Oggi | 5 novembre 2019 09:50

Il tunnel Tav di Firenze passa l'analisi costi-benefici

Semaforo verde per il sottoattraversamento dell'Alta velocità ferroviaria a Firenze, ma con alcune opere aggiuntive da realizzare per migliorarne l'impatto sul traffico dei passeggeri, e un costo base di quasi un miliardo e mezzo di euro che per metà è già stato investito. Questo il verdetto dell'analisi costi-benefici che era stata commissionata (fra le polemiche) dal ministro delle Infrastrutture del governo gialloverde, Danilo Toninelli, e affidata al gruppo di lavoro coordinato dal professor Marco Ponti.

«Il progetto di Sottoattraversamento Av di Firenze risulta vantaggioso perché, nonostante i gravi aumenti di costo generalizzato che determinerà per i passeggeri verso Firenze e la Toscana, riduce il tempo di viaggio di una rilevante quantità di domanda sulle relazioni nord-sud», si legge nelle conclusioni pubblicate dal Ministero, dove però si evidenzia che «non sono state qui valutate alternative» al progetto, «e dunque il giudizio positivo sull'opera non può essere assoluto».

L'analisi del gruppo Ponti riporta alla ribalta l'idea di un people mover fra la stazione Foster-Belfiore e la stazione di Santa Maria Novella, e di una stazione per i treni regionali affiancata alla Foster (la cosiddetta "stazione Circondaria"), per «mitigare parzialmente l'effetto negativo sui viaggiatori toscani, che consisterà anche in una perdita netta di viaggiatori.
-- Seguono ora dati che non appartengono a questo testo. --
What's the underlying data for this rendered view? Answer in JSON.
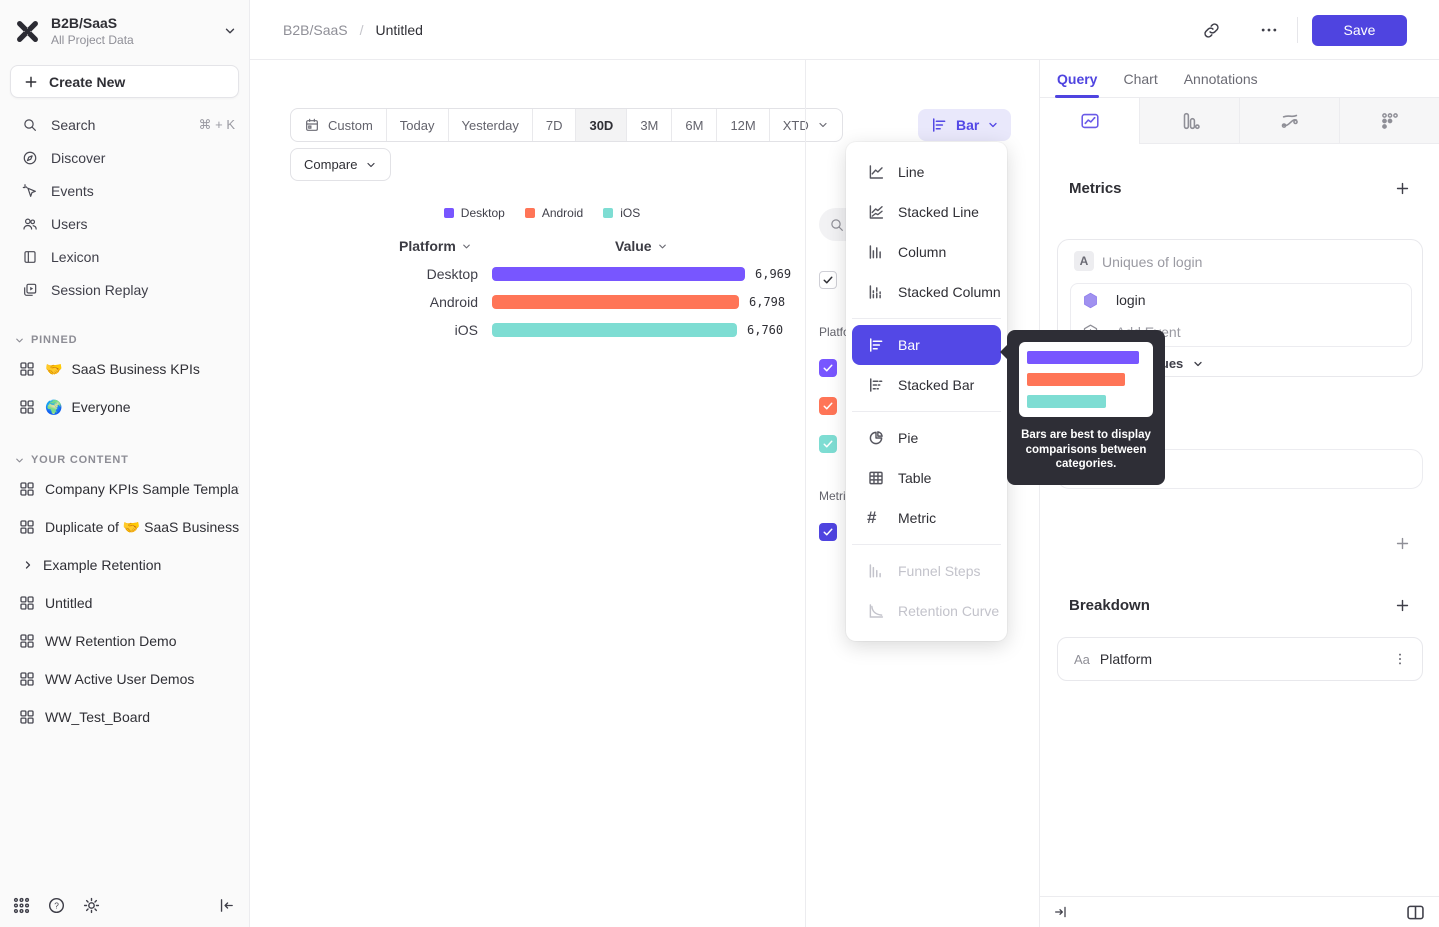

Al contrario, lo spostamento solo parziale da Smn a Belfiore, mitiga l'effetto negativo per i fiorentini, non necessariamente per i toscani, ma perde molti dei benefici dell'opera riconducibili alle altre due componenti di domanda: i passanti Av e soprattutto gli utenti del servizio regionale/metropolitano». In ogni caso, sostiene il documento del Mit, «opzioni più dirette e dunque anche più veloci, con fermata a Campo di Marte o a monte di Rifredi avrebbero probabilmente dato risultati migliori».

A proposito delle osservazioni contenute nell'analisi, il sindaco di Firenze Dario Nardella ha spiegato di aver «già chiesto a Rfi di valutare l'ipotesi di una navetta che possa collegare molto velocemente la stazione Foster con la stazione Santa Maria Novella. Si tratta di circa un chilometro di distanza tra le due stazioni. Una navetta sul modello di quelle che collegano i gate e gli scali aeroportuali, potrebbe essere la soluzione efficace. Ovviamente aspettiamo da Rfi una risposta, ma avevo registrato una disponibilità di massima». Quella delle navette, secondo il sindaco di Firenze, sarebbe «la migliore soluzione, anche perché la tramvia che passa dalla Foster non può essere caricata del tutto dei passeggeri che utilizzeranno la stazione dell'Alta velocità. E' necessario quindi un sistema di collegamento rapido, veloce, tra le due stazioni».

I costi di investimento finanziari del sottoattraversamento, secondo l'analisi, ammontano a 1,6 miliardi di euro, di cui circa metà sono stati spesi per i lavori già realizzati: ma dato che parte delle opere aggiuntive, fra cui la linea tramviaria, hanno benefici trasportistici "propri", indipendenti dall'opera stessa e non considerati nella valutazione, è più corretto usare il valore di 1,439 miliardi.